36
Cuatro horas después, Nick Flemming se despertaba en la cama de un hospital rodeado de su familia. Liv y Ru estaban de pie a un lado de la cama y Atty y Esme del otro. Augusta le agarraba una mano. Cuando él logró enfocarla bien —su bella mirada—, ella sonrió y le acarició el pelo.
—Las chicas —dijo— han decidido lo que realmente quieren de ti.
Frunció los labios para preguntar qué podía darles él, pero Augusta lo hizo callar.
—Queremos conocerte —dijo Ru—. Y que tú nos conozcas.
—Antes de que te nos mueras —agregó Esme.
—Probablemente te necesitamos —intervino Liv—, como nos necesitas tú.
—En suma —resumió Atty—, ya ha habido muchas tonterías en esta familia.
Nick asintió.
—Trataré de no morirme. Al menos, no todavía.
Entonces, las caras suspendidas en torno a él se empañaron con gotitas brillantes. Nick parpadeó. Dos lágrimas bajaron a sus sienes. Y volvió a dormirse.
—Todo el tiempo yo pensaba que tú eras el centro de la rueda y nosotras solamente los radios —dijo Esme—. Pero ahora es él. Es él.
Y se quedó mirando a su padre dormido.
—Dejémonos de chorradas —dijo Liv a Ru—, he estado pensando en pescar a tu prometido.
—No es mi prometido. Vendrá mañana a buscar el anillo. Se ha terminado.
—Cariño —dijo Augusta—, lo siento.
—¿Por qué no nos lo dijiste? —preguntó Esme.
—No sabemos cómo hablar entre nosotras, ¿no os parece? —respondió Ru.
Atty estaba todavía un poco mareada, pero el cerebro le funcionaba perfectamente. De hecho, se sentía bien.

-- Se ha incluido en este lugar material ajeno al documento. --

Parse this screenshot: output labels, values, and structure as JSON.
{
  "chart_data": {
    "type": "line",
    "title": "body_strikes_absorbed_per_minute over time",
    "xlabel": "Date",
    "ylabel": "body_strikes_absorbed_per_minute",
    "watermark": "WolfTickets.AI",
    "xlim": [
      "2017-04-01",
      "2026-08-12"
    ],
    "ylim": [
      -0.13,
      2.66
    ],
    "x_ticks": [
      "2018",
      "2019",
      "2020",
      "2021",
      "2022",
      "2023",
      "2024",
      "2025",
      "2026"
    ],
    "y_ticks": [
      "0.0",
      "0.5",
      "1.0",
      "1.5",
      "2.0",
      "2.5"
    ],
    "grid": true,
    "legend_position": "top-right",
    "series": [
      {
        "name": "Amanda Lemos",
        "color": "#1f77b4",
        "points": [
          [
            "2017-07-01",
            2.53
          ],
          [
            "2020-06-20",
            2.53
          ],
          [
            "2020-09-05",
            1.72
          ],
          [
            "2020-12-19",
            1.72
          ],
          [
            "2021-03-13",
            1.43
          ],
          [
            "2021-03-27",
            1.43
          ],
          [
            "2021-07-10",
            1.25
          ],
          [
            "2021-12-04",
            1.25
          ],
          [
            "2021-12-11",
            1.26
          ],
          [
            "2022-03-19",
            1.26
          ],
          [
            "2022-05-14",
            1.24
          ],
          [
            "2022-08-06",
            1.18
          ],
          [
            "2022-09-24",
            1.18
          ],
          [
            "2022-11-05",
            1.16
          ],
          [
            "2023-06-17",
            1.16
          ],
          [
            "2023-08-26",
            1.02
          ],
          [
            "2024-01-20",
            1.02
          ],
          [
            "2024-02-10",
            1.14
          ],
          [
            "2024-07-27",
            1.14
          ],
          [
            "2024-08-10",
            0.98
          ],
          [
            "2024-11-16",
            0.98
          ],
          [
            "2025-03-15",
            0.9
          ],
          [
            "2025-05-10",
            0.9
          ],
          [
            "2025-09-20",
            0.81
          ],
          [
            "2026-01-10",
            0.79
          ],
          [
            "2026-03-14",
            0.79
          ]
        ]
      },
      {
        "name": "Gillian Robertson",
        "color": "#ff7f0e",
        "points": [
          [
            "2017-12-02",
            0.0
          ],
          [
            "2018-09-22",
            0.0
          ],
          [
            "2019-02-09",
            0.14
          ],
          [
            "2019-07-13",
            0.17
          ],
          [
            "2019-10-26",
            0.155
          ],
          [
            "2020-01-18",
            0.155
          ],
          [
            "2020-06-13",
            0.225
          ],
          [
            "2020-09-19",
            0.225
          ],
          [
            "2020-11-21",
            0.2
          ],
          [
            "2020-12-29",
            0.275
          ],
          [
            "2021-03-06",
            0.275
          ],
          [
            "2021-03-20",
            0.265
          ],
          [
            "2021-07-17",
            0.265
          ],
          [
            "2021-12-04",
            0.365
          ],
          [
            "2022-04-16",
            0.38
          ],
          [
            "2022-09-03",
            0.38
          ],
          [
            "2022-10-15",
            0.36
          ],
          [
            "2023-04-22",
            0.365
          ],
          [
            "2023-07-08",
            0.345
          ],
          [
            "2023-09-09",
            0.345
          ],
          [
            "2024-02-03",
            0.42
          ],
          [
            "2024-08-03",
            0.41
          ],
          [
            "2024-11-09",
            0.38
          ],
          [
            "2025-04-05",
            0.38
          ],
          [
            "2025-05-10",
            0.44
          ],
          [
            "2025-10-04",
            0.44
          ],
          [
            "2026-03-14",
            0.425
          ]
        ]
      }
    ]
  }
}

Como nunca antes, y no solo por las pastillas, sino porque sentía que la tensión había durado muchísimo tiempo y ahora por fin se rompía.
—¿En serio pensabas robarle el novio? —le preguntó a Liv.
—Estaba pensando en ello.
—¿Y sigues pensándolo? —le preguntó Esme.

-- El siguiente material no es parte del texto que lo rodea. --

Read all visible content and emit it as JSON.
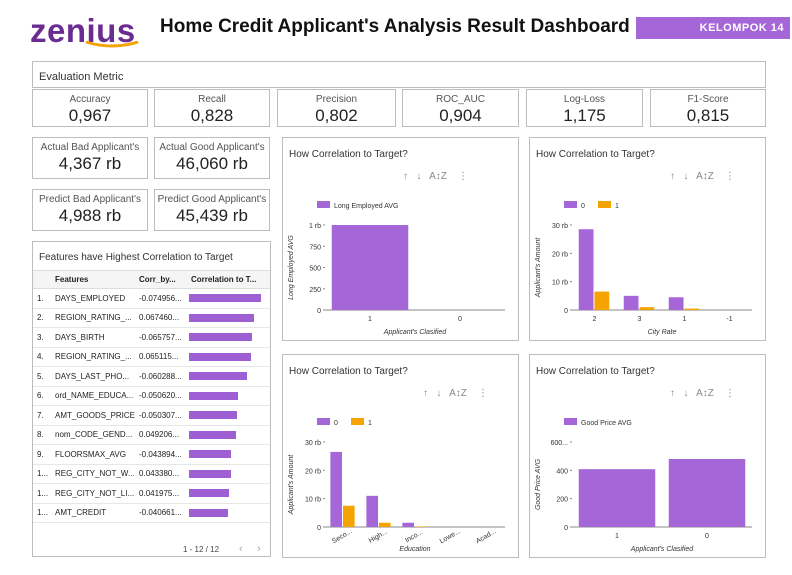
{
  "header": {
    "logo": "zenius",
    "title": "Home Credit Applicant's Analysis Result Dashboard",
    "badge": "KELOMPOK 14"
  },
  "evaluation": {
    "title": "Evaluation Metric",
    "metrics": [
      {
        "label": "Accuracy",
        "value": "0,967"
      },
      {
        "label": "Recall",
        "value": "0,828"
      },
      {
        "label": "Precision",
        "value": "0,802"
      },
      {
        "label": "ROC_AUC",
        "value": "0,904"
      },
      {
        "label": "Log-Loss",
        "value": "1,175"
      },
      {
        "label": "F1-Score",
        "value": "0,815"
      }
    ]
  },
  "counts": [
    {
      "label": "Actual Bad Applicant's",
      "value": "4,367 rb"
    },
    {
      "label": "Actual Good Applicant's",
      "value": "46,060 rb"
    },
    {
      "label": "Predict Bad Applicant's",
      "value": "4,988 rb"
    },
    {
      "label": "Predict Good Applicant's",
      "value": "45,439 rb"
    }
  ],
  "features_table": {
    "title": "Features have Highest Correlation to Target",
    "headers": [
      "Features",
      "Corr_by...",
      "Correlation to T..."
    ],
    "rows": [
      {
        "n": "1.",
        "feature": "DAYS_EMPLOYED",
        "corr": "-0.074956...",
        "bar": 0.075
      },
      {
        "n": "2.",
        "feature": "REGION_RATING_...",
        "corr": "0.067460...",
        "bar": 0.0675
      },
      {
        "n": "3.",
        "feature": "DAYS_BIRTH",
        "corr": "-0.065757...",
        "bar": 0.0658
      },
      {
        "n": "4.",
        "feature": "REGION_RATING_...",
        "corr": "0.065115...",
        "bar": 0.0651
      },
      {
        "n": "5.",
        "feature": "DAYS_LAST_PHO...",
        "corr": "-0.060288...",
        "bar": 0.0603
      },
      {
        "n": "6.",
        "feature": "ord_NAME_EDUCA...",
        "corr": "-0.050620...",
        "bar": 0.0506
      },
      {
        "n": "7.",
        "feature": "AMT_GOODS_PRICE",
        "corr": "-0.050307...",
        "bar": 0.0503
      },
      {
        "n": "8.",
        "feature": "nom_CODE_GEND...",
        "corr": "0.049206...",
        "bar": 0.0492
      },
      {
        "n": "9.",
        "feature": "FLOORSMAX_AVG",
        "corr": "-0.043894...",
        "bar": 0.0439
      },
      {
        "n": "1...",
        "feature": "REG_CITY_NOT_W...",
        "corr": "0.043380...",
        "bar": 0.0434
      },
      {
        "n": "1...",
        "feature": "REG_CITY_NOT_LI...",
        "corr": "0.041975...",
        "bar": 0.042
      },
      {
        "n": "1...",
        "feature": "AMT_CREDIT",
        "corr": "-0.040661...",
        "bar": 0.0407
      }
    ],
    "pagination": "1 - 12 / 12"
  },
  "colors": {
    "purple": "#a566d8",
    "orange": "#f5a300"
  },
  "chart_data": [
    {
      "type": "bar",
      "title": "How Correlation to Target?",
      "categories": [
        "1",
        "0"
      ],
      "series": [
        {
          "name": "Long Employed AVG",
          "values": [
            1000,
            0
          ]
        }
      ],
      "xlabel": "Applicant's Clasified",
      "ylabel": "Long Employed AVG",
      "yticks": [
        "0",
        "250",
        "500",
        "750",
        "1 rb"
      ],
      "ylim": [
        0,
        1000
      ],
      "legend": "top-left"
    },
    {
      "type": "bar",
      "title": "How Correlation to Target?",
      "categories": [
        "2",
        "3",
        "1",
        "-1"
      ],
      "series": [
        {
          "name": "0",
          "values": [
            28.5,
            5,
            4.5,
            0
          ]
        },
        {
          "name": "1",
          "values": [
            6.5,
            1,
            0.5,
            0
          ]
        }
      ],
      "xlabel": "City Rate",
      "ylabel": "Applicant's Amount",
      "yticks": [
        "0",
        "10 rb",
        "20 rb",
        "30 rb"
      ],
      "ylim": [
        0,
        30
      ],
      "legend": "top-left"
    },
    {
      "type": "bar",
      "title": "How Correlation to Target?",
      "categories": [
        "Seco...",
        "High...",
        "Inco...",
        "Lowe...",
        "Acad..."
      ],
      "series": [
        {
          "name": "0",
          "values": [
            26.5,
            11,
            1.5,
            0,
            0
          ]
        },
        {
          "name": "1",
          "values": [
            7.5,
            1.5,
            0.2,
            0,
            0
          ]
        }
      ],
      "xlabel": "Education",
      "ylabel": "Applicant's Amount",
      "yticks": [
        "0",
        "10 rb",
        "20 rb",
        "30 rb"
      ],
      "ylim": [
        0,
        30
      ],
      "legend": "top-left"
    },
    {
      "type": "bar",
      "title": "How Correlation to Target?",
      "categories": [
        "1",
        "0"
      ],
      "series": [
        {
          "name": "Good Price AVG",
          "values": [
            408,
            480
          ]
        }
      ],
      "xlabel": "Applicant's Clasified",
      "ylabel": "Good Price AVG",
      "yticks": [
        "0",
        "200",
        "400",
        "600..."
      ],
      "ylim": [
        0,
        600
      ],
      "legend": "top-left"
    }
  ]
}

—Bueno, ahora no se trata de quitárselo —respondió Liv—. Ya han roto.
—Yo podría enamorarme de Teddy Whistler —dijo Ru a Liv.
—Es porque absorbiste todo ese amor que me estaba destinado —contestó Liv, con una extraña sensación de paz—. Todas esas cosas que él gritó en nuestro jardín aquel verano.

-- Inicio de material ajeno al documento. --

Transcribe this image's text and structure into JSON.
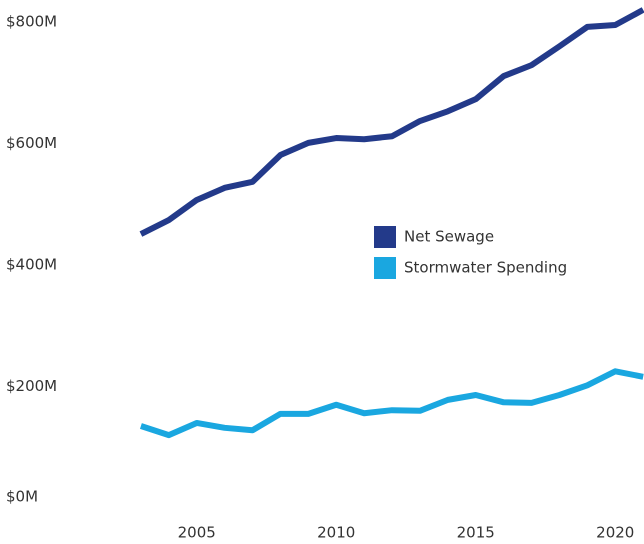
{
  "chart_data": {
    "type": "line",
    "x": [
      2003,
      2004,
      2005,
      2006,
      2007,
      2008,
      2009,
      2010,
      2011,
      2012,
      2013,
      2014,
      2015,
      2016,
      2017,
      2018,
      2019,
      2020,
      2021
    ],
    "series": [
      {
        "name": "Net Sewage",
        "color": "#233a8a",
        "values": [
          451,
          474,
          507,
          527,
          537,
          581,
          601,
          609,
          607,
          612,
          637,
          653,
          673,
          711,
          729,
          760,
          792,
          795,
          820
        ]
      },
      {
        "name": "Stormwater Spending",
        "color": "#1aa7e0",
        "values": [
          135,
          120,
          140,
          132,
          128,
          155,
          155,
          170,
          156,
          161,
          160,
          178,
          186,
          174,
          173,
          186,
          202,
          225,
          216
        ]
      }
    ],
    "xlim": [
      1997.95,
      2021.03
    ],
    "xticks": [
      2005,
      2010,
      2015,
      2020
    ],
    "ylim": [
      0,
      800
    ],
    "yticks": [
      {
        "value": 0,
        "label": "$0M"
      },
      {
        "value": 200,
        "label": "$200M"
      },
      {
        "value": 400,
        "label": "$400M"
      },
      {
        "value": 600,
        "label": "$600M"
      },
      {
        "value": 800,
        "label": "$800M"
      }
    ],
    "grid": false
  }
}
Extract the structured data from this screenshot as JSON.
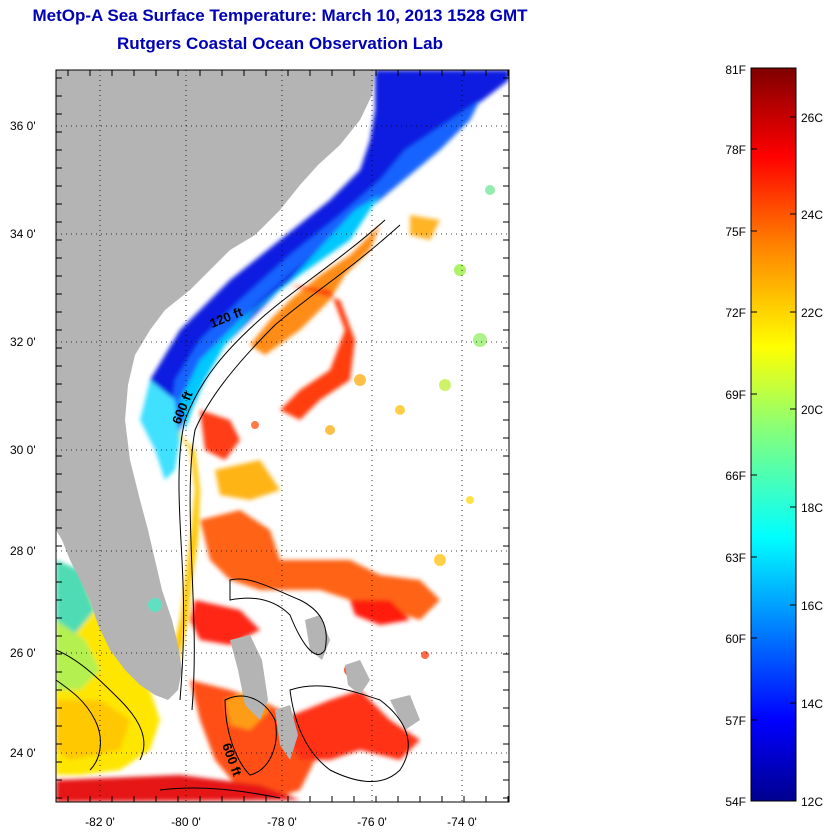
{
  "header": {
    "title": "MetOp-A Sea Surface Temperature:  March 10, 2013 1528 GMT",
    "subtitle": "Rutgers Coastal Ocean Observation Lab"
  },
  "map": {
    "lat_labels": [
      "36 0'",
      "34 0'",
      "32 0'",
      "30 0'",
      "28 0'",
      "26 0'",
      "24 0'"
    ],
    "lon_labels": [
      "-82 0'",
      "-80 0'",
      "-78 0'",
      "-76 0'",
      "-74 0'"
    ],
    "contour_labels": [
      "120 ft",
      "600 ft",
      "600 ft"
    ],
    "colors": {
      "land": "#b4b4b4",
      "ocean_nodata": "#ffffff"
    }
  },
  "colorbar": {
    "fahrenheit_labels": [
      "81F",
      "78F",
      "75F",
      "72F",
      "69F",
      "66F",
      "63F",
      "60F",
      "57F",
      "54F"
    ],
    "celsius_labels": [
      "26C",
      "24C",
      "22C",
      "20C",
      "18C",
      "16C",
      "14C",
      "12C"
    ],
    "colors": [
      "#7f0000",
      "#ff0000",
      "#ff8000",
      "#ffff00",
      "#80ff80",
      "#00ffff",
      "#0080ff",
      "#0000ff",
      "#00008f"
    ]
  }
}
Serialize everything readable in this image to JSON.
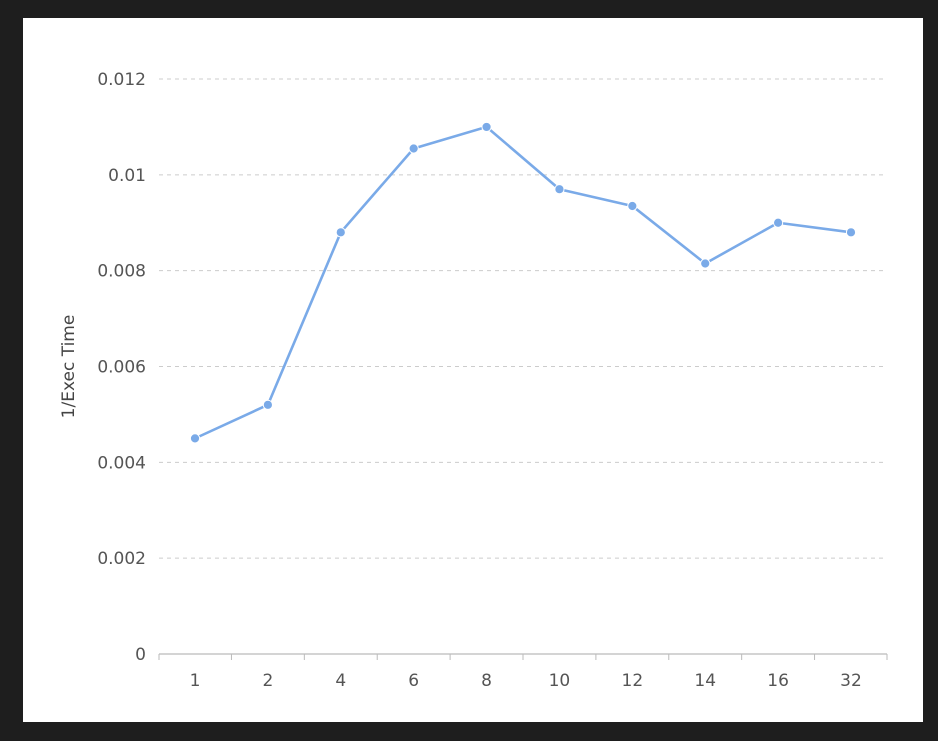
{
  "chart_data": {
    "type": "line",
    "title": "",
    "xlabel": "",
    "ylabel": "1/Exec Time",
    "categories": [
      "1",
      "2",
      "4",
      "6",
      "8",
      "10",
      "12",
      "14",
      "16",
      "32"
    ],
    "series": [
      {
        "color": "#7aaae8",
        "values": [
          0.0045,
          0.0052,
          0.0088,
          0.01055,
          0.011,
          0.0097,
          0.00935,
          0.00815,
          0.009,
          0.0088
        ]
      }
    ],
    "ylim": [
      0,
      0.012
    ],
    "yticks": [
      {
        "value": 0,
        "label": "0"
      },
      {
        "value": 0.002,
        "label": "0.002"
      },
      {
        "value": 0.004,
        "label": "0.004"
      },
      {
        "value": 0.006,
        "label": "0.006"
      },
      {
        "value": 0.008,
        "label": "0.008"
      },
      {
        "value": 0.01,
        "label": "0.01"
      },
      {
        "value": 0.012,
        "label": "0.012"
      }
    ],
    "grid": true,
    "legend": "none"
  }
}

—¿Os acordáis de cuando dirigíamos tormentas frente a las ventanas del tercer piso? —preguntó Esme con melancolía.
En la habitación solo se oía el rítmico sonido de los aparatos que controlaban los órganos vitales de Nick.
—He seguido haciéndolo durante años, con cada tormenta —contó Liv en voz baja, y, de pronto, inexplicablemente, rompió a llorar.
Por primera vez en muchísimo tiempo, tanto que ya ni se acordaba, no lloraba con la intención de manipular a alguien. Lloraba porque repentinamente se vio a sí misma como una niña, y luego como una adolescente, de pie frente al cristal de la ventana, con su batuta con pomo de corcho en forma de pera. Lloraba porque reconocía a este yo secreto: esa niña vulnerable. Añoraba a la que antaño había sido. Mucho más que a sus maridos y más que a Teddy Whistler en el quiosco del paseo marítimo o en el jardín de su casa, añoraba a esa niña en la ventana durante la tormenta.
—Sobre eso —le dijo Augusta a Esme— tenías razón, después de todo. Yo tenía miedo de la intimidad cotidiana, esa intimidad con la que construyes una vida. Tenía un problema con la confianza en el otro.
—Para ser justos —dijo Ru, señalando a su padre con las dos manos—, era una situación complicada.
—Yo quería una situación complicada, yo quería una familia. —Augusta meneó la cabeza y agregó—: No quería una familia; yo quería esta familia.
—Entonces, me equivoqué —dijo Esme—, pero también tuve algo de razón.
—¿Lloras? —preguntó Atty a Liv—. ¿Lloras en serio?
Liv tenía tal nudo en la garganta que no podía contestarle. Asintió con un rápido movimiento de cabeza.